Mary Harney leader of the government coalition member Progressive Democrats party, whose offices were attacked by rioters said, "I don't have much respect for the Orange Order, because it is a sectarian, bigoted organisation, but I do respect people's right to march... I think that they have got a great coup in being prevented from marching. Those that sought to stop them have played right into their hands."

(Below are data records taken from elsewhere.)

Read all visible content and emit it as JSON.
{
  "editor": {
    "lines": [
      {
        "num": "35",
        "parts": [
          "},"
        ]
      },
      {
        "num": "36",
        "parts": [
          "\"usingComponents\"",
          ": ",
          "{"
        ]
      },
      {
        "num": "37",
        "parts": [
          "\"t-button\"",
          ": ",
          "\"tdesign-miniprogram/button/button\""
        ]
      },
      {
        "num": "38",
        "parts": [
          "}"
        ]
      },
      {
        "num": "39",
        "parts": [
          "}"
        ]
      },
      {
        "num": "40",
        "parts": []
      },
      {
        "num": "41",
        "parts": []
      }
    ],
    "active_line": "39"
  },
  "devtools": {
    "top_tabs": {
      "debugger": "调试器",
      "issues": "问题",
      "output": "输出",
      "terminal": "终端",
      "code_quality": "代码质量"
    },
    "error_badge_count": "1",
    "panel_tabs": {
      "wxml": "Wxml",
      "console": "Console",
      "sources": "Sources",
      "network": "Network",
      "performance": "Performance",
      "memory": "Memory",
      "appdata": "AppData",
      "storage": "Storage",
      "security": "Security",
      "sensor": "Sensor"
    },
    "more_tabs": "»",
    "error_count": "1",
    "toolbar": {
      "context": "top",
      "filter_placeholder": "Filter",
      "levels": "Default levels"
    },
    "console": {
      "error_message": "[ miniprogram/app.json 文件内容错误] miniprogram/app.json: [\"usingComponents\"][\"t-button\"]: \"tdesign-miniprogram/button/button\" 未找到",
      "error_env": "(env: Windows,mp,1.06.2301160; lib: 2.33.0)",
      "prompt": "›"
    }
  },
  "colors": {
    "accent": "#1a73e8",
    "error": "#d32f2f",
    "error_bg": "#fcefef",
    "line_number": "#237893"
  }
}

Among the few groups not to condemn the day's events were Republican Sinn Féin, who issued a statement condemning what they said was an "underestimate of the true level of opposition to the march by the Irish government" and the Irish Socialist Workers Party, who stated in a press release that "Socialists do not join in the condemnation of young working-class people who riot against the police".

O'Connell Street was closed off while the disturbances were occurring and afterwards for the clean-up operation but was re-opened later in the evening, although the majority of local businesses remained closed for the rest of the day.